Estamos acompanhando de longe, por enquanto, o desenrolar da crise econômica européia, na chamada zona do euro. Lentamente a crise se espalha como mal que contagia corpo sadio começa a contaminar levemente países de fora da região.

Não resta dúvidas que a crise no velho mundo esteja relacionada com a crise norte americana de 2008. Nação consumidora de grande parte dos bens produzidos em todo mundo entra em descompasso com o estouro de uma bolha imobiliária que culmina na quebra do banco Lehman Brothers. Como a crise na América não foi debelada e, em razão do forte relacionamento do capital financeiro dos grandes bancos além dos desarranjos e descontrole dos gastos e dívidas públicos na Europa criou-se ambiente propício à propagação desta crise hoje evidente. Fato é que, da mesma forma que um cancer em um órgão contamina os demais de um corpo humano a crise inicialmente americana se revela, européia posteriormente. Já há indícios de que ela se tornará mundial em breve.

Com seus governos centrais na Europa impossibilitados de rolar suas pesadas dívidas, algumas superiores ao seu PIB (Produto Interno Bruto) acabam por interromper o fluxo monetário na direção de seus credores, os bancos. Sem recursos para continuar emprestando e financiando novos investimentos no volume e no ritimo anteriores a decisão óbvia é reduzir o crédito. Daí podemos imaginar as consequências: empresas sem crédito,  reduz ou corta investimentos impactando diretamente no emprego e na renda e indiretamente nos tributos que voltariam para o caixa dos governos piorando sua capacidade de pagamento. Um círculo vicioso com virtude aceleradora da crise.
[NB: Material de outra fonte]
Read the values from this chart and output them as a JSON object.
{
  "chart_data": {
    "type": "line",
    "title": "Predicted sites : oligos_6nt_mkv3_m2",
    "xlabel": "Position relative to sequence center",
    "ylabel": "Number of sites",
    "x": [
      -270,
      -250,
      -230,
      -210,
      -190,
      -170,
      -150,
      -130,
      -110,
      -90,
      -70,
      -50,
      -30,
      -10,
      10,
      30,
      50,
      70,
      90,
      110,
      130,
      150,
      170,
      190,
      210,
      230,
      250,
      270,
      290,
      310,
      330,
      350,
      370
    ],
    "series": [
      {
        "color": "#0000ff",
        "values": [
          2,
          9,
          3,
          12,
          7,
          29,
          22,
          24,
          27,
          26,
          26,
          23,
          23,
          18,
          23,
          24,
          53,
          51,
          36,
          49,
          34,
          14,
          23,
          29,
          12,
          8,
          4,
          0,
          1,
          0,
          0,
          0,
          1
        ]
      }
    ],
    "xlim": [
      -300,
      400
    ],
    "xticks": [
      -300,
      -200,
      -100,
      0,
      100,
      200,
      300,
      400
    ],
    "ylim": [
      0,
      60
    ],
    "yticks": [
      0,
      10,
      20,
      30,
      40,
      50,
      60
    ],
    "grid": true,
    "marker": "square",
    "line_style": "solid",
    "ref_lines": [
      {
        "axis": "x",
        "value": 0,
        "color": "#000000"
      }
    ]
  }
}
É notório  que já  começamos a receber notícias de empresas do segmento   da aviação comercial cancelando aquisição de novas aeronaves para transportar passageiros e cargas em razão da queda drástica de crédito disponível. Os bancos mencionados ali em cima estão se protegendo e limitando seus créditos por meio de uma seleção de seus clientes. Claro, os clientes excluídos momentaneamente de suas  carteiras estão justamente nos países emergentes que passaram praticamente ilesos da crise em 2008 e que até agora assistem o problema de longe.

O caso da aviação comercial, certamente não é o único. Pode estar ocorrendo nas siderurgias, nas fábricas, nos serviços de apoio e até na capacidade de investimento dos governos emergentes.

Não temos mais dúvidas. Já estamos vivendo uma crise mundial.